Several lawmakers in the June 18 letter explicitly asked whether the Fable 5 action is a pilot for a broader AI export-control regime. If so, they want to see proposed rulemaking go through the standard notice-and-comment process rather than being imposed through ad hoc executive action. Senator Maria Cantwell, who chairs the Senate Commerce Committee, has signaled interest in holding separate hearings on the topic.
What Happens Next
The Commerce Department has 30 days to respond to the congressional letter, putting the deadline in mid-July. In the meantime, Anthropic’s legal team is reportedly exploring administrative challenges to the export designation, though the company has not filed any formal proceedings.
For the AI industry at large, the Fable 5 episode has surfaced a risk that most companies had treated as theoretical: the possibility that a single model could be pulled from international markets overnight based on a vulnerability disclosure from a competitor. If that precedent holds, every frontier AI company will need to factor political and regulatory exposure into its go-to-market calculus in ways that look more like defense contracting than consumer technology.

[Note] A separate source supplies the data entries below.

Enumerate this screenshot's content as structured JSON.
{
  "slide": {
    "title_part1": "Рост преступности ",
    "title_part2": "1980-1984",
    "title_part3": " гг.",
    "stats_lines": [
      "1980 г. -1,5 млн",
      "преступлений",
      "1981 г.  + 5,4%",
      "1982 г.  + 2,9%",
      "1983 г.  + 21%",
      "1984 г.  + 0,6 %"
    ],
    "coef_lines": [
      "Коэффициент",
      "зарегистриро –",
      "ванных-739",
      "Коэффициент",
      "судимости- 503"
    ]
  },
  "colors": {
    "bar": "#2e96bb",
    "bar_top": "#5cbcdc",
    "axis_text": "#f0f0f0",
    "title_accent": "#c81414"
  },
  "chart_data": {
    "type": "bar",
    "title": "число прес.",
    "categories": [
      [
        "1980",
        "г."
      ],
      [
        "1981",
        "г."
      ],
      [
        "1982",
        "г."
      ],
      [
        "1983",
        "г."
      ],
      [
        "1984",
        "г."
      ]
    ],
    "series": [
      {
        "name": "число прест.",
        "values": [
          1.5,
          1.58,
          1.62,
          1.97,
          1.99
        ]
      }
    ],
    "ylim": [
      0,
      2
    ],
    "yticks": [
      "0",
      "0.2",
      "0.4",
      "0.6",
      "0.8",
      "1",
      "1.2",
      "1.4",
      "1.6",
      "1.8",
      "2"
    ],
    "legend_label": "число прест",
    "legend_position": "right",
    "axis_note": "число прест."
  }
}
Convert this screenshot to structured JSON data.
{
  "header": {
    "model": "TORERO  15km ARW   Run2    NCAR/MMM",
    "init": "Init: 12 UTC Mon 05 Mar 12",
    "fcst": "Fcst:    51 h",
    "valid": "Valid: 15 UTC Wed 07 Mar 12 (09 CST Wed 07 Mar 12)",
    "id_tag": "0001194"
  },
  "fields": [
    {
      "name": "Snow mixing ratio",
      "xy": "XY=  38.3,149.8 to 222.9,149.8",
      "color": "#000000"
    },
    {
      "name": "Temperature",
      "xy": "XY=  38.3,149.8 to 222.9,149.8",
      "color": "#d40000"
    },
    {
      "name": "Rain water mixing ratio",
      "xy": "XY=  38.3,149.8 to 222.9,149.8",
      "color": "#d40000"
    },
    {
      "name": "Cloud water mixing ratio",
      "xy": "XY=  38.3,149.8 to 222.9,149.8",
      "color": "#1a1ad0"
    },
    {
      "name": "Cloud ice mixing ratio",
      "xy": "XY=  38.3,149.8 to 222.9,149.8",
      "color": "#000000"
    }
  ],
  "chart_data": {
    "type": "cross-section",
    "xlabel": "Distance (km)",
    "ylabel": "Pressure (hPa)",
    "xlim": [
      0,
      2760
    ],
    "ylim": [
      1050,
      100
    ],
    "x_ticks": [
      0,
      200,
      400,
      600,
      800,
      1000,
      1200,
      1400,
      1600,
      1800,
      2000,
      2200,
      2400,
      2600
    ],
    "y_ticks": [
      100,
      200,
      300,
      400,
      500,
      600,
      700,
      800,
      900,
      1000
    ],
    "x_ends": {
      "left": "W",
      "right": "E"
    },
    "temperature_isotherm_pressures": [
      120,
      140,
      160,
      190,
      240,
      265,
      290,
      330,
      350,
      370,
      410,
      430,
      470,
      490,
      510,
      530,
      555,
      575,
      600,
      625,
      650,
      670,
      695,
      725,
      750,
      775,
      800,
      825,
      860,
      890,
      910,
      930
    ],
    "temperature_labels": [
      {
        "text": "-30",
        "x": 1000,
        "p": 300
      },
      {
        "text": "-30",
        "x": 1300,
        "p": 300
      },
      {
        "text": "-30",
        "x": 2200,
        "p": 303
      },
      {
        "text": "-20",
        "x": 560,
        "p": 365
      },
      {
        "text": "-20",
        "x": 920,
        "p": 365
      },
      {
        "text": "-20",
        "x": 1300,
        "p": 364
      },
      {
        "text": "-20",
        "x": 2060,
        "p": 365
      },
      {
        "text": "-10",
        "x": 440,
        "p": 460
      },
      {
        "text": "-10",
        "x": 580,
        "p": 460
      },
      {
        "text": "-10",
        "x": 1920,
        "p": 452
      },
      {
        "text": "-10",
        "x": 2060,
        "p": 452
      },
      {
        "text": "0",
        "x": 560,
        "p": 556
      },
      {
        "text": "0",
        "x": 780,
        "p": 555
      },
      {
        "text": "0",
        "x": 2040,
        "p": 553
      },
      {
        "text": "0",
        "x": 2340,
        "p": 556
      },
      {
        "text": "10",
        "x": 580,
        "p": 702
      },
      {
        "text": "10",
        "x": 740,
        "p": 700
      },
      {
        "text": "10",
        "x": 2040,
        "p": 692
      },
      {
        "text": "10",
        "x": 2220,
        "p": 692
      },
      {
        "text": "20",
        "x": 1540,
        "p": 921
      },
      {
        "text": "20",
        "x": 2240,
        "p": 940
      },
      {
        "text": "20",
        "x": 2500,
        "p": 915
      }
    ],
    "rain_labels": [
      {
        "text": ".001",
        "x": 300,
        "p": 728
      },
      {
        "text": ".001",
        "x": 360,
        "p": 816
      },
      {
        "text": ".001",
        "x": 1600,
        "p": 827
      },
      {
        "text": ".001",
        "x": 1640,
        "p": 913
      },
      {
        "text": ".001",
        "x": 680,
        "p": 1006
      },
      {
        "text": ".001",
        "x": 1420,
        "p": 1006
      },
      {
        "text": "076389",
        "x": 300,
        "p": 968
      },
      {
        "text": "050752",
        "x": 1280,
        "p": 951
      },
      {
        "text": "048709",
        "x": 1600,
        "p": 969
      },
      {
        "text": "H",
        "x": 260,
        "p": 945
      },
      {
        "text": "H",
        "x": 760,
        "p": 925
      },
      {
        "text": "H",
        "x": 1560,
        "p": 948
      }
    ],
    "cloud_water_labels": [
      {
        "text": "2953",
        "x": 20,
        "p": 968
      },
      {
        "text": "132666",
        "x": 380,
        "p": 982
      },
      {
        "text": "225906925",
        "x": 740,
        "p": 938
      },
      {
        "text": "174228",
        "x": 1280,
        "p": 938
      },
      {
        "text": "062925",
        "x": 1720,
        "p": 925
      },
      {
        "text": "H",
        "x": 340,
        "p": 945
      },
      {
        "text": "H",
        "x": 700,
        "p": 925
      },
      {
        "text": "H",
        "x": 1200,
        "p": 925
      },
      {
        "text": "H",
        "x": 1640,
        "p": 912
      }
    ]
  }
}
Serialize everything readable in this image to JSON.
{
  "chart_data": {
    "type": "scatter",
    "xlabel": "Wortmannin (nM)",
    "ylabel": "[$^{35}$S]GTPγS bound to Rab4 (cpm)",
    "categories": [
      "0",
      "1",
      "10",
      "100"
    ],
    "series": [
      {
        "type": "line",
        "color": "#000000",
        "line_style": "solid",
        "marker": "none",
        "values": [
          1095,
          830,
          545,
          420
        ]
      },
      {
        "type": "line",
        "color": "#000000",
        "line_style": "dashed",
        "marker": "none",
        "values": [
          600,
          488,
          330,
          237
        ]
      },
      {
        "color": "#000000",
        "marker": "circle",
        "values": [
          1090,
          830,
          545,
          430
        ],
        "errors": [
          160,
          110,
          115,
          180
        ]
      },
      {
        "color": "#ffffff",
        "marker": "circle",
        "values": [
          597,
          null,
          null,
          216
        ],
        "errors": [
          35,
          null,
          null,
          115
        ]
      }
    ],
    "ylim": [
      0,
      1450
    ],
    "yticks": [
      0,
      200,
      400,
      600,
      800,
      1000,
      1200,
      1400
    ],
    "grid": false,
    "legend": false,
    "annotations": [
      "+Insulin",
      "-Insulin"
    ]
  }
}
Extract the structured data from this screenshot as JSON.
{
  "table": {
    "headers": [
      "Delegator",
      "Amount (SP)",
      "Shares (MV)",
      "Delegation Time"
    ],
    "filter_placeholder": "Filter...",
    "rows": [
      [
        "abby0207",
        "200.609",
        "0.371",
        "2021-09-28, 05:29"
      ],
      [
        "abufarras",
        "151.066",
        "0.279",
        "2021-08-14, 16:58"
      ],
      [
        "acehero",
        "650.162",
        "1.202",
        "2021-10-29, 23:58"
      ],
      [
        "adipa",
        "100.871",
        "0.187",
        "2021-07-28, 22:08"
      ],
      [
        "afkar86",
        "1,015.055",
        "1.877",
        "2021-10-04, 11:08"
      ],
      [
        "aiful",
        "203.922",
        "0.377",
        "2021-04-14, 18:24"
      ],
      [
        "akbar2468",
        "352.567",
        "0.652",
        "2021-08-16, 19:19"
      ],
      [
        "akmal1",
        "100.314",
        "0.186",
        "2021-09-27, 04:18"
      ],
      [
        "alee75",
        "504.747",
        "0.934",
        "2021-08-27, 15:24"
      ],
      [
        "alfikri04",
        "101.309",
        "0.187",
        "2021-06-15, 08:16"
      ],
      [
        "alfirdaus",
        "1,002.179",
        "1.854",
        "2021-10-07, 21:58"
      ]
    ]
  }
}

The congressional pushback offers Anthropic a potential lifeline. If lawmakers conclude that the ban was selectively applied, they could pressure the Commerce Department to either expand the controls to cover all comparable models or rescind the Fable 5 restrictions entirely. Neither outcome would be quick, but both would clarify the rules of engagement for an industry that just discovered it is playing a very different game.